Görüldüğü üzere, söz konusu mevzuatta, disiplin cezasına karşı ihtiyari olarak itiraz müessesesi öngörülmüş olup, dava açılmadan önce bu yolun tercih edilmesi durumunda, itiraz merciince bu cezanın “aynen kabul edilmesi”, “hafifletilmesi” veya “tamamen kaldırılması” kararları verilebilecek, ilgiliye de bu itirazın sonucunda nihai şekline bürünecek olan ceza uygulanacaktır.

Uyuşmazlıkta, davacı, aylık kesimi cezasına karşı itiraz yoluna başvurmuş, ancak bu itirazının incelenmek üzere Yükseköğretim Kurulu Başkanlığı’na gönderildiği kendisine bildirilmiş olmasına rağmen, itirazının sonuçlanmasını beklemeden dava açma yoluna gitmiştir. Dava devam ederken, itirazı kabul edilerek, savunma hakkının etkin kullandırılmadığı gerekçesiyle cezası kaldırılmış, sonrasında soruşturma yapılarak 08/02/2010 günlü, 1883 sayılı işlemle kınama cezası verilmiştir.

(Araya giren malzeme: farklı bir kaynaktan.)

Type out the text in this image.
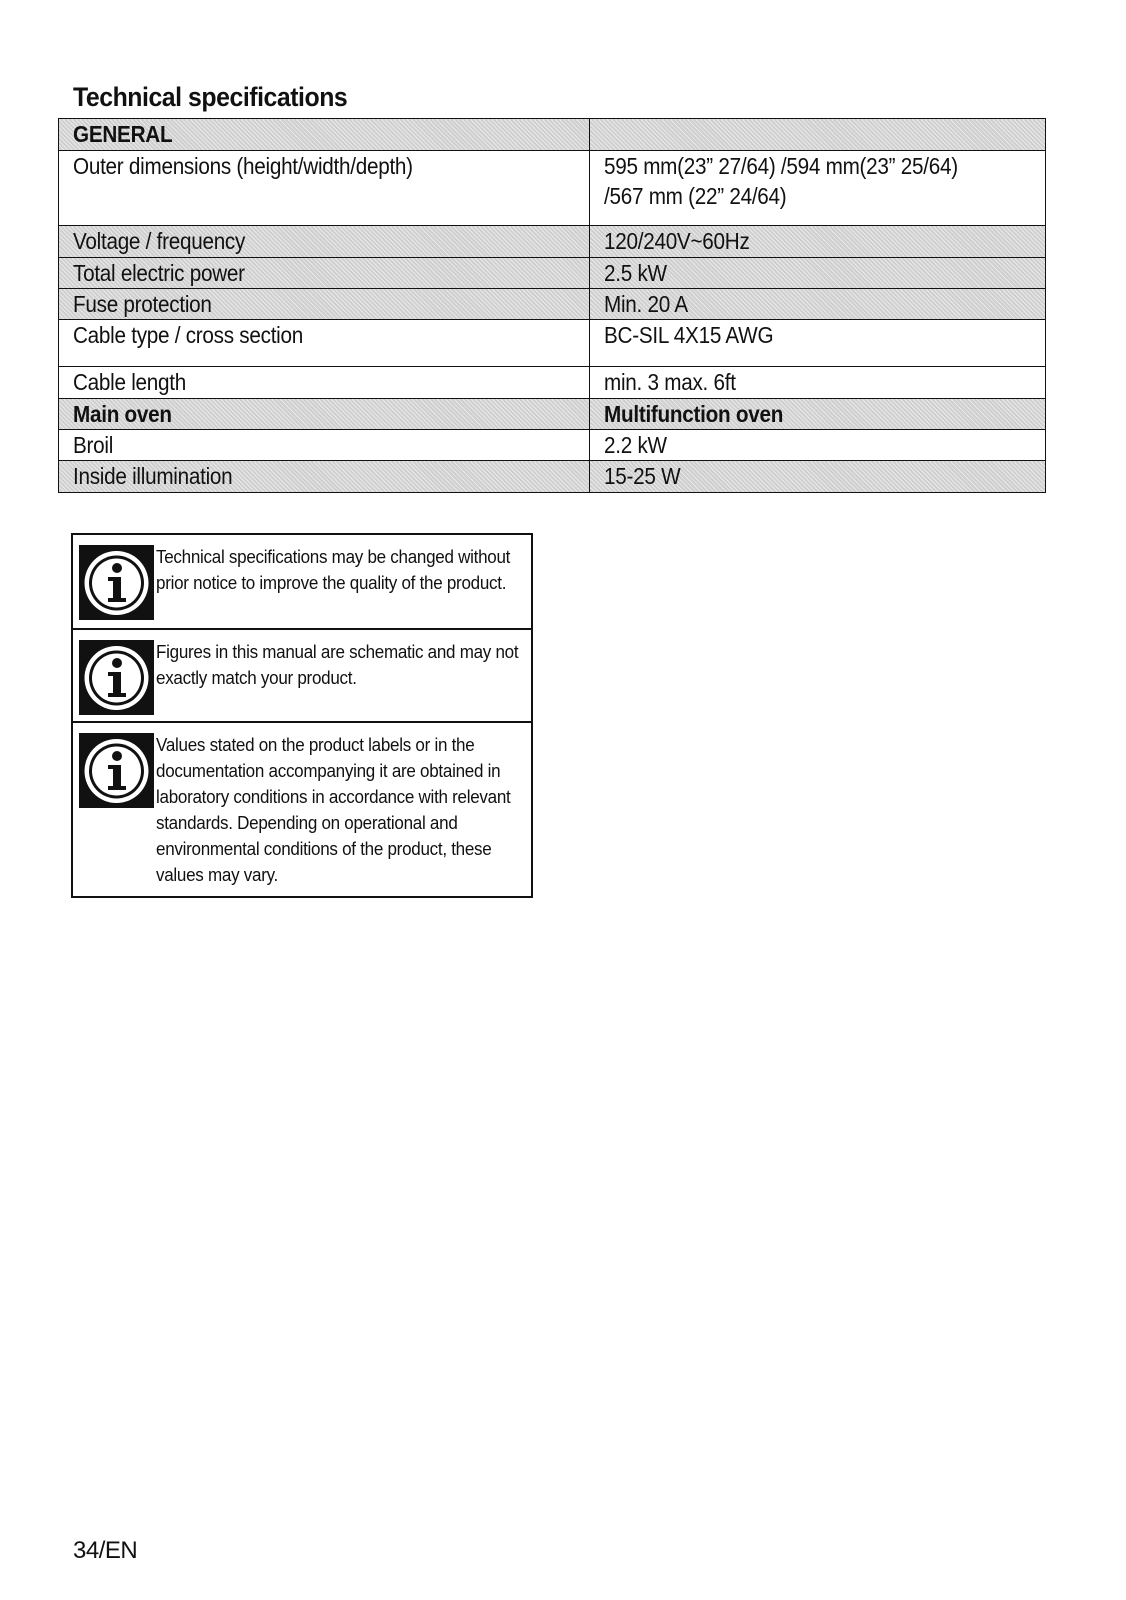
Technical specifications
GENERAL	
Outer dimensions (height/width/depth)	595 mm(23” 27/64) /594 mm(23” 25/64)
/567 mm (22” 24/64)
Voltage / frequency	120/240V~60Hz
Total electric power	2.5 kW
Fuse protection	Min. 20 A
Cable type / cross section	BC-SIL 4X15 AWG
Cable length	min. 3 max. 6ft
Main oven	Multifunction oven
Broil	2.2 kW
Inside illumination	15-25 W
Technical specifications may be changed without prior notice to improve the quality of the product.
Figures in this manual are schematic and may not exactly match your product.
Values stated on the product labels or in the documentation accompanying it are obtained in laboratory conditions in accordance with relevant standards. Depending on operational and environmental conditions of the product, these values may vary.
34/EN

Bu durumda, davacı tarafından itiraz yoluna başvurulmuş olması nedeniyle nihai şeklini almamış olan aylık kesimi cezasının, dava yoluna başvurulduğu tarih itibarıyla kesinleştiğinden ve hukuki etkisinin başladığından söz edilemeyeceği gibi, bu aşamada yargı merciince incelenmesinde hukuki bir yarar da bulunmadığı, nitekim sonrasında davacının itirazının kabul edilmesi sonucu kaldırılan aylık kesimi cezasının yürütülebilir olma özelliğini yitirdiği anlaşıldığından, itiraz sürecinin sonucu beklenmeden açılan davanın incelenmeksizin reddi gerekirken, sonrasında cezanın kaldırıldığından bahisle karar verilmesine yer olmadığı yolunda hüküm kurulmasında hukuki isabet bulunmamaktadır.

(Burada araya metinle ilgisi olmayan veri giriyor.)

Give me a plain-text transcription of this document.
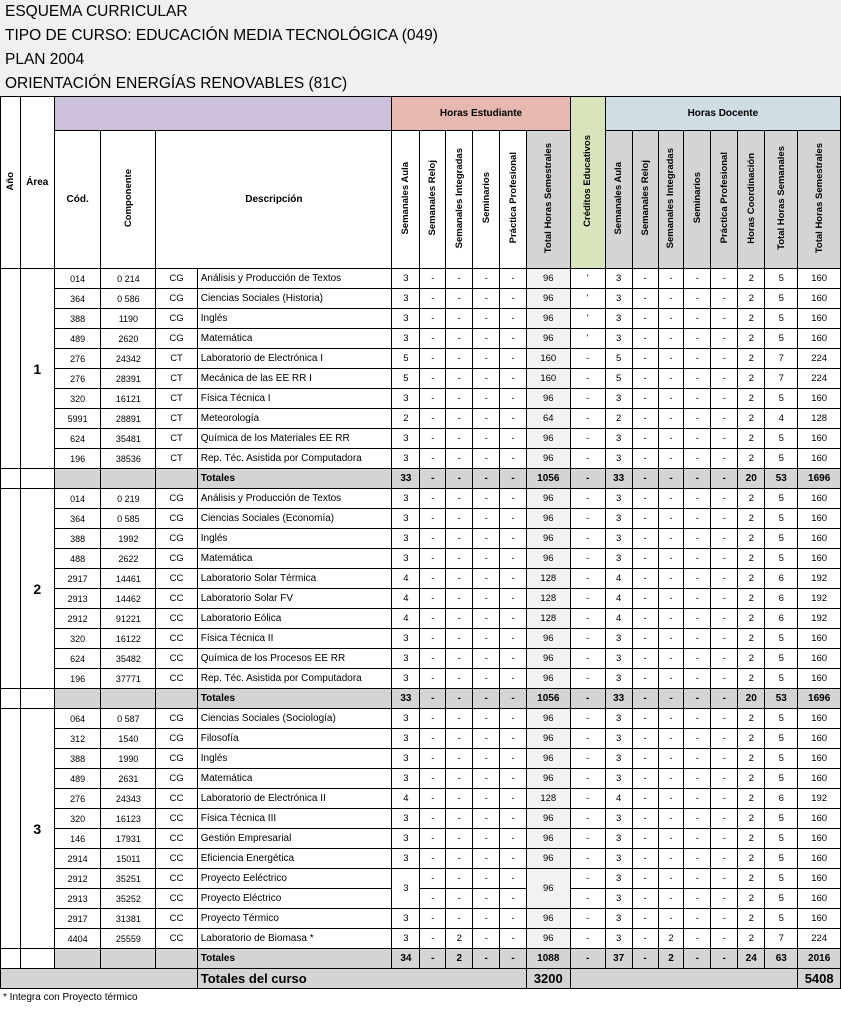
ESQUEMA CURRICULAR
TIPO DE CURSO: EDUCACIÓN MEDIA TECNOLÓGICA (049)
PLAN 2004
ORIENTACIÓN ENERGÍAS RENOVABLES (81C)
Año	Área					Horas Estudiante						Créditos Educativos	Horas Docente							
		Cód.	Componente	Descripción		Semanales Aula	Semanales Reloj	Semanales Integradas	Seminarios	Práctica Profesional	Total Horas Semestrales		Semanales Aula	Semanales Reloj	Semanales Integradas	Seminarios	Práctica Profesional	Horas Coordinación	Total Horas Semanales	Total Horas Semestrales
	1	014	0 214	CG	Análisis y Producción de Textos	3	-	-	-	-	96	'	3	-	-	-	-	2	5	160
		364	0 586	CG	Ciencias Sociales (Historia)	3	-	-	-	-	96	'	3	-	-	-	-	2	5	160
		388	1190	CG	Inglés	3	-	-	-	-	96	'	3	-	-	-	-	2	5	160
		489	2620	CG	Matemática	3	-	-	-	-	96	'	3	-	-	-	-	2	5	160
		276	24342	CT	Laboratorio de Electrónica I	5	-	-	-	-	160	-	5	-	-	-	-	2	7	224
		276	28391	CT	Mecánica de las EE RR I	5	-	-	-	-	160	-	5	-	-	-	-	2	7	224
		320	16121	CT	Física Técnica I	3	-	-	-	-	96	-	3	-	-	-	-	2	5	160
		5991	28891	CT	Meteorología	2	-	-	-	-	64	-	2	-	-	-	-	2	4	128
		624	35481	CT	Química de los Materiales EE RR	3	-	-	-	-	96	-	3	-	-	-	-	2	5	160
		196	38536	CT	Rep. Téc. Asistida por Computadora	3	-	-	-	-	96	-	3	-	-	-	-	2	5	160
					Totales	33	-	-	-	-	1056	-	33	-	-	-	-	20	53	1696
	2	014	0 219	CG	Análisis y Producción de Textos	3	-	-	-	-	96	-	3	-	-	-	-	2	5	160
		364	0 585	CG	Ciencias Sociales (Economía)	3	-	-	-	-	96	-	3	-	-	-	-	2	5	160
		388	1992	CG	Inglés	3	-	-	-	-	96	-	3	-	-	-	-	2	5	160
		488	2622	CG	Matemática	3	-	-	-	-	96	-	3	-	-	-	-	2	5	160
		2917	14461	CC	Laboratorio Solar Térmica	4	-	-	-	-	128	-	4	-	-	-	-	2	6	192
		2913	14462	CC	Laboratorio Solar FV	4	-	-	-	-	128	-	4	-	-	-	-	2	6	192
		2912	91221	CC	Laboratorio Eólica	4	-	-	-	-	128	-	4	-	-	-	-	2	6	192
		320	16122	CC	Física Técnica II	3	-	-	-	-	96	-	3	-	-	-	-	2	5	160
		624	35482	CC	Química de los Procesos EE RR	3	-	-	-	-	96	-	3	-	-	-	-	2	5	160
		196	37771	CC	Rep. Téc. Asistida por Computadora	3	-	-	-	-	96	-	3	-	-	-	-	2	5	160
					Totales	33	-	-	-	-	1056	-	33	-	-	-	-	20	53	1696
	3	064	0 587	CG	Ciencias Sociales (Sociología)	3	-	-	-	-	96	-	3	-	-	-	-	2	5	160
		312	1540	CG	Filosofía	3	-	-	-	-	96	-	3	-	-	-	-	2	5	160
		388	1990	CG	Inglés	3	-	-	-	-	96	-	3	-	-	-	-	2	5	160
		489	2631	CG	Matemática	3	-	-	-	-	96	-	3	-	-	-	-	2	5	160
		276	24343	CC	Laboratorio de Electrónica II	4	-	-	-	-	128	-	4	-	-	-	-	2	6	192
		320	16123	CC	Física Técnica III	3	-	-	-	-	96	-	3	-	-	-	-	2	5	160
		146	17931	CC	Gestión Empresarial	3	-	-	-	-	96	-	3	-	-	-	-	2	5	160
		2914	15011	CC	Eficiencia Energética	3	-	-	-	-	96	-	3	-	-	-	-	2	5	160
		2912	35251	CC	Proyecto Eeléctrico	3	-	-	-	-	96	-	3	-	-	-	-	2	5	160
		2913	35252	CC	Proyecto Eléctrico		-	-	-	-		-	3	-	-	-	-	2	5	160
		2917	31381	CC	Proyecto Térmico	3	-	-	-	-	96	-	3	-	-	-	-	2	5	160
		4404	25559	CC	Laboratorio de Biomasa *	3	-	2	-	-	96	-	3	-	2	-	-	2	7	224
					Totales	34	-	2	-	-	1088	-	37	-	2	-	-	24	63	2016
					Totales del curso						3200									5408
* Integra con Proyecto térmico
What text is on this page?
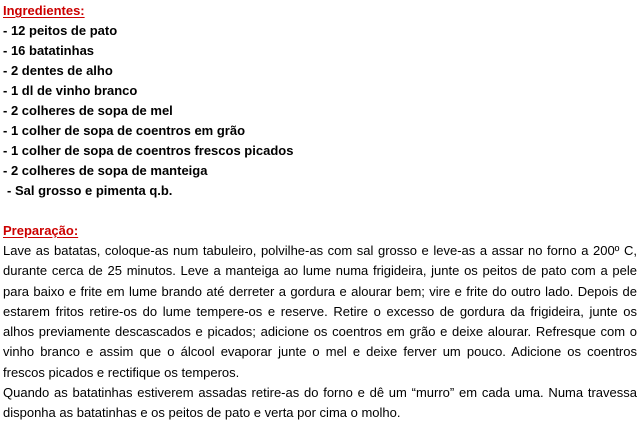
Ingredientes:
- 12 peitos de pato
- 16 batatinhas
- 2 dentes de alho
- 1 dl de vinho branco
- 2 colheres de sopa de mel
- 1 colher de sopa de coentros em grão
- 1 colher de sopa de coentros frescos picados
- 2 colheres de sopa de manteiga
- Sal grosso e pimenta q.b.
Preparação:

Lave as batatas, coloque-as num tabuleiro, polvilhe-as com sal grosso e leve-as a assar no forno a 200º C, durante cerca de 25 minutos. Leve a manteiga ao lume numa frigideira, junte os peitos de pato com a pele para baixo e frite em lume brando até derreter a gordura e alourar bem; vire e frite do outro lado. Depois de estarem fritos retire-os do lume tempere-os e reserve. Retire o excesso de gordura da frigideira, junte os alhos previamente descascados e picados; adicione os coentros em grão e deixe alourar. Refresque com o vinho branco e assim que o álcool evaporar junte o mel e deixe ferver um pouco. Adicione os coentros frescos picados e rectifique os temperos.

Quando as batatinhas estiverem assadas retire-as do forno e dê um “murro” em cada uma. Numa travessa disponha as batatinhas e os peitos de pato e verta por cima o molho.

Diğer taraftan, davalı Akdeniz Üniversitesi Rektörlüğü tarafından, idarelerinin 2547 sayılı Kanun’un 56/b maddesi ve 492 sayılı Harçlar Kanunu’nun 13/j maddesi uyarınca harçtan muaf olmaları nedeniyle, aleyhlerine harca hükmedilmesinin hukuka aykırı olduğu ileri sürülmekte ise de, bozma kararı üzerine Dairece yeniden karar verileceğinden, bu kısımla ilgili hüküm kurulmasına olanak bulunmamaktadır.

Açıklanan nedenlerle; davalılardan Akdeniz Üniversitesi Rektörlüğü’nin temyiz isteminin kabulüne, Danıştay Sekizinci Dairesinin 15/12/2010 günlü, E:2009/7229, K:2010/6876 sayılı kararının bozulmasına, kararın tebliğ tarihini izleyen 15 (onbeş) gün içinde karar düzeltme yolu açık olmak üzere, 07.05.2014 gününde, oybirliği ile karar verildi.